P/1 – Qual você acha que é a receita, entre aspas, de um bom relacionamento com o cliente, com um potencial cliente? Como é que é esse trato com o público?
R – Eu acho que é você trabalhar com amor. Acho que, você fazer aquilo que você faz com amor, você faz qualquer coisa. Você gostar do que faz, não é?
P/1 – E você gosta?
R – Gosto.
P/1 – Como é que você, depois de toda essa trajetória, esse tempo todo que você está aqui, como é que você vê o futuro da CTBC? O que vem pela frente aí?
R – Eu acho que vai haver um crescimento grande. Ela vai ter muitas dificuldades, porque existe muito concorrente, está vindo aí, abrindo para mais concorrentes. E ela tem que evoluir, tem que correr mais do que ela corre atrás de cliente, tem que ter um pessoal... Hoje já tem um pessoal muito bom, e tem que estar qualificando mais as pessoas, e as pessoas também trabalhando com amor e sendo dedicada. E procurando, lógico, conhecimento para ajudar a empresa, não é? Porque ela depende das pessoas que estão nela.

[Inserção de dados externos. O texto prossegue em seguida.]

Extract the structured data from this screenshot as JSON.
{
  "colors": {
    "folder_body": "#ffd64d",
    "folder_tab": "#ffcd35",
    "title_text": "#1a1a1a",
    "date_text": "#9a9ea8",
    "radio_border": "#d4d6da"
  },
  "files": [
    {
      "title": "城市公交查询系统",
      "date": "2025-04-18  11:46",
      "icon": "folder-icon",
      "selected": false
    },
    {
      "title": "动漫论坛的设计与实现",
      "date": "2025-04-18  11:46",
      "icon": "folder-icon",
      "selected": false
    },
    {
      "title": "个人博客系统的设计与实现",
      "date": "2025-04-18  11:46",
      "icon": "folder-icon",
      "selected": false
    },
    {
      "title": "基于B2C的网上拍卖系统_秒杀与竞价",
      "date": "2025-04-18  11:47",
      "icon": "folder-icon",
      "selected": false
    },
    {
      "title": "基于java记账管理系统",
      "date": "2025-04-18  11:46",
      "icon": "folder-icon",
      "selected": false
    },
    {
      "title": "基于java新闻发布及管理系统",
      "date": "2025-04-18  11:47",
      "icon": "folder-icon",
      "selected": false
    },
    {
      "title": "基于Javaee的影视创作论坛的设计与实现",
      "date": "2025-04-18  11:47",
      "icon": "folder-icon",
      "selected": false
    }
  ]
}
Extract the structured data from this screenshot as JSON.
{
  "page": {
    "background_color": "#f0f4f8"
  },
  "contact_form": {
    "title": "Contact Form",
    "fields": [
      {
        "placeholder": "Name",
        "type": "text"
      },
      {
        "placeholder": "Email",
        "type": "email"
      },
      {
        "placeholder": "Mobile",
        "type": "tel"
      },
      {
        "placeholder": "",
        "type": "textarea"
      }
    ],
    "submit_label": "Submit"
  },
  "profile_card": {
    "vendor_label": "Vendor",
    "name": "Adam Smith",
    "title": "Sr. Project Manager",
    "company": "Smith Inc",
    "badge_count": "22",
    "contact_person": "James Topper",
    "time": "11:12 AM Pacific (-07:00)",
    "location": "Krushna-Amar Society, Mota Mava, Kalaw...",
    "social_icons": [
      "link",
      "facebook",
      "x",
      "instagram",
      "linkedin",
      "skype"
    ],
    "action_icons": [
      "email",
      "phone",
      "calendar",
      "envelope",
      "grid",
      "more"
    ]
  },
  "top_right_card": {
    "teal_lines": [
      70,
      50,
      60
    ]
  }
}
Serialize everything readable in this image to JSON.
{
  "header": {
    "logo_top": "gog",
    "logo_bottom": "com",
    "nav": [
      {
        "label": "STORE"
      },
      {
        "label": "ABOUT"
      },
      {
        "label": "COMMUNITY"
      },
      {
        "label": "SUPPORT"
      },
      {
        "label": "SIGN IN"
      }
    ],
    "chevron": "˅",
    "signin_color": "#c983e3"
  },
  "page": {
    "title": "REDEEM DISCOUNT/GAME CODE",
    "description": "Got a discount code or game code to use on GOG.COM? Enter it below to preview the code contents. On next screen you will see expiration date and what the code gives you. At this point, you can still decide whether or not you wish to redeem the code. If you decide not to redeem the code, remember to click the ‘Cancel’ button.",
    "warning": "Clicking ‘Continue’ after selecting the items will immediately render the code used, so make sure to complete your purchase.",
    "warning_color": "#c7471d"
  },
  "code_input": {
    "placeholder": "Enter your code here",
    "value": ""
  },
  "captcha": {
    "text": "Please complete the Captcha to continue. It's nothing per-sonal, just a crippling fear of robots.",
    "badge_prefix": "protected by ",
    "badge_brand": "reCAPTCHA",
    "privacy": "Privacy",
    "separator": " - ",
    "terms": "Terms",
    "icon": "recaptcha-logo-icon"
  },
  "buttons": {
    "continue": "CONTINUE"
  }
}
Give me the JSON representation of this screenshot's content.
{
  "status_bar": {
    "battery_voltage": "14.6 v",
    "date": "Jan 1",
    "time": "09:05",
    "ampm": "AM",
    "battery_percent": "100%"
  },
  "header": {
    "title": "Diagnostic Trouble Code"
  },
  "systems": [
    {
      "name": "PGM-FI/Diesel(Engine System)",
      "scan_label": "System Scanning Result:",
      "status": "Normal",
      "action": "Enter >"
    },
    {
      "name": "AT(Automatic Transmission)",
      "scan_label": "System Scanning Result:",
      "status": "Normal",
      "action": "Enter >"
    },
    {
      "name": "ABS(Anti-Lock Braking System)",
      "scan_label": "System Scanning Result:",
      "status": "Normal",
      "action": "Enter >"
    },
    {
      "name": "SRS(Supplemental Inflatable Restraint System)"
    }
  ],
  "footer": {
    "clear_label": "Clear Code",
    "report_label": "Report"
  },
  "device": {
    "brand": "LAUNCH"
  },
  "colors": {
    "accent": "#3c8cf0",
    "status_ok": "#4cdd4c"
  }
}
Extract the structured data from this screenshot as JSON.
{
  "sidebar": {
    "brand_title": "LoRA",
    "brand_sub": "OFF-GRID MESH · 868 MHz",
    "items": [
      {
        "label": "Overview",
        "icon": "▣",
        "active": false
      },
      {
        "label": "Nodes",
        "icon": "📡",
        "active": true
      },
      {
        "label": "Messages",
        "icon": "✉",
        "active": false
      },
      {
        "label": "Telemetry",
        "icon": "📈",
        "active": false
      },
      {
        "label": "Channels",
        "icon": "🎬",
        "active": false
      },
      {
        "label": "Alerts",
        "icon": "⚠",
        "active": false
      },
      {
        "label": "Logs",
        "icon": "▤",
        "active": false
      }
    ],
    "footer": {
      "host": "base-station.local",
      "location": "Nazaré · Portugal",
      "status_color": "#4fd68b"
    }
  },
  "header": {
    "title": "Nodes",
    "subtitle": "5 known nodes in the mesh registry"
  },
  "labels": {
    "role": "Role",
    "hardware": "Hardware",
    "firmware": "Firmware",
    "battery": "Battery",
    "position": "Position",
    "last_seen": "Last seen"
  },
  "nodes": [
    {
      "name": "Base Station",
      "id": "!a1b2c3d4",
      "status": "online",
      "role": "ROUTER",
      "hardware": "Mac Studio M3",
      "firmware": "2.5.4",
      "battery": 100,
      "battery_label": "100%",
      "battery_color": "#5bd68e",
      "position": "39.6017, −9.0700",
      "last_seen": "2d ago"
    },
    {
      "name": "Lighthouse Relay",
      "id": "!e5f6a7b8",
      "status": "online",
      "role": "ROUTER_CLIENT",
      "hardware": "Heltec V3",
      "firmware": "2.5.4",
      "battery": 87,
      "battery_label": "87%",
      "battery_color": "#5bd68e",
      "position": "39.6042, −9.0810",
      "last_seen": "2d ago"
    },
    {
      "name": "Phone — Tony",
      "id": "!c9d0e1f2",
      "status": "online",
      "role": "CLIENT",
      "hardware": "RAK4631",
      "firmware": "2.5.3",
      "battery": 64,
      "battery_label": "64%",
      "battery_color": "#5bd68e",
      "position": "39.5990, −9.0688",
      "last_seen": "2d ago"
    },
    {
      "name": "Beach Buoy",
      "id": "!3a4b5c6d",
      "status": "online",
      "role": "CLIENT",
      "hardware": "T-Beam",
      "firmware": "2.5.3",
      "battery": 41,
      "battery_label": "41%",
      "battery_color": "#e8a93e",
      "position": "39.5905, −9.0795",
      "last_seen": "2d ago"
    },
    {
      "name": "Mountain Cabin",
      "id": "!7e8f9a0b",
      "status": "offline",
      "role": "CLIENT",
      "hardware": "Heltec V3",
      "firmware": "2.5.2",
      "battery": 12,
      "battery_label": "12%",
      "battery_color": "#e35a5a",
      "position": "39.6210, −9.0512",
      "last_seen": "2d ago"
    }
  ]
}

P/1 – O que você diria para uma pessoa que fosse começar a trabalhar amanhã na CTBC?
R – Ah, eu diria o seguinte: “Você pode ir que lá é muito bom, lá é dez. Você vai, que você vai se apaixonar”. Porque eu acho que todo o pessoal que trabalha na CTBC apaixona. Só que tem que ter amor e respeito pelas pessoas, a pessoa não procurar subir através de outras. Tem que respeitar, tem que ter a humildade de ajudar e pedir ajuda também quando precisa. Eu acho que é isso.
P/1 – Nilva, tem alguma coisa que você gostaria de ter dito e a gente não te provocou a dizer?
R – Acho que não. No momento acho que eu não estou sentindo não.
P/1 – Como é que você se sentiu dando esse depoimento para nós?
R – Normal. No começo eu estava nervosa, porque eu sou muito tímida, mas eu me senti bem, foi muito bom. Gostei.